Pour lui, ce choix n’est pas anodin car c’est le permet de rester toujours dans le cadre de sa profession qui est l’enseignement. Par ailleurs, il a déploré la mauvaise volonté de certains parents d’élèves qui peinent à payer la mensualité de leurs enfants. « Toutefois, dans ce travail, il y a des difficultés car des parents qui ont leurs enfants chez moi refusent parfois de payer un mois sur les trois. Cela me pénalise fortement et impacte sur le programme préétabli », déplore-t-il.

Quid des élèves

Contrairement aux enseignants, les élèves font des petits boulots pour diverses raisons. De la volonté d’économiser pour s’acheter une moto à l’achat des vêtements neufs ou aider leurs familles, les motifs ne manquent pas. Ainsi, ils saisissent tout ce qui leur tombe entre les mains. Cependant, l’activité la plus prisée est celle d’aide maçon car elle rapporte beaucoup et le travail ne manque pas vu les nombres élèves de construction des maisons. Pratiquant ce travail depuis la fin son examen du Bac, Moussa Coulibaly nous dira qu’il gagne 2.500 FCFA par jour.

« Ce travaille de manœuvre que j’exerce est certes difficile mais rapporte bien. Nous commençons sur les chantiers entre 8 et 9 heures et nous finissons au plus tard à 17 Heures. Je travaille ainsi 6 jours sur 7 et je gagne 15.000 FCFA la semaine. Ainsi, par mois je me retrouve avec 60.000 FCFA s’il n’y a pas d’imprévue », raconte-t-il. Payer par jour, il déclare vouloir aider sa famille en contribuant aux différentes dépenses.

De son côté, Siaka Doumbia en 3ème année ‘’Electro-Mécanique’’ il a choisi de travailler dans une usine à la zone industrielle. Payé à la quinzaine, il juge ce travail de très utile. « Au lieu de rester 3 longs mois à la maison à ne rien faire et se balader de grin en grin pour boire le thé, j’ai opté pour ce travail. Au moins, je gagne assez pour subvenir à mes besoins et le reste de l’argent me permettra de mieux entamer la prochaine année scolaire ». Travaillant toute la nuit, il dit se reposer la journée et compte exercer ce travail pendant toutes les vacances scolaires.

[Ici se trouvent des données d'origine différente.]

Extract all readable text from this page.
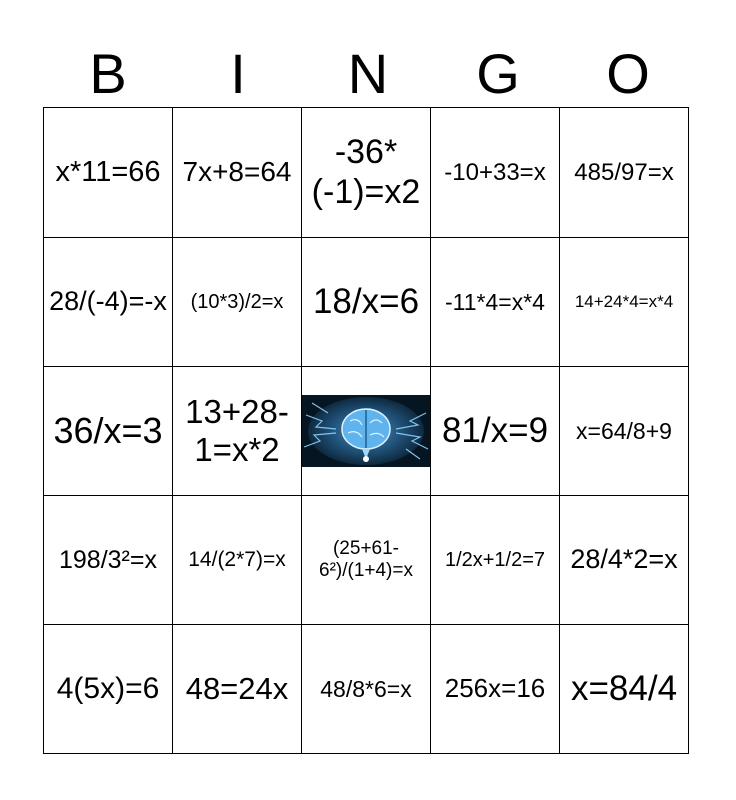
B	I	N	G	O
x*11=66	7x+8=64	-36*(-1)=x2	-10+33=x	485/97=x
28/(-4)=-x	(10*3)/2=x	18/x=6	-11*4=x*4	14+24*4=x*4
36/x=3	13+28-1=x*2		81/x=9	x=64/8+9
198/3²=x	14/(2*7)=x	(25+61-6²)/(1+4)=x	1/2x+1/2=7	28/4*2=x
4(5x)=6	48=24x	48/8*6=x	256x=16	x=84/4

Souleymane Guindo lui a choisi de s’orienter vers les petits commerces. Il part au marché pour vendre des bazins et sur chaque tissu vendu, il perçoit un certain pourcentage. « Je prends les bazins chez des grossistes et je les vends devant l’artisanat aux différents clients. Il n’y a certes pas de salaire fixe dans ce travail mais les jours où ça marche, les gains sont vraiment élevés », témoigne-t-il sans tergiverser.

Loin d’être un moment de repos, ces trois mois de vacances représentent pour bons nombres d’enseignants et d’élèves une aubaine. Il s’agira pour eux d’exercer un travail de son choix tout en déterminant sois même ses jours de repos tout en engrangeant des profits. Par contre, d’autres élèves venus étudier dans la capitale regagnent leur village d’origine et ceux des villages s’adonnent à l’activité principale de ces zones qui est l’agriculture.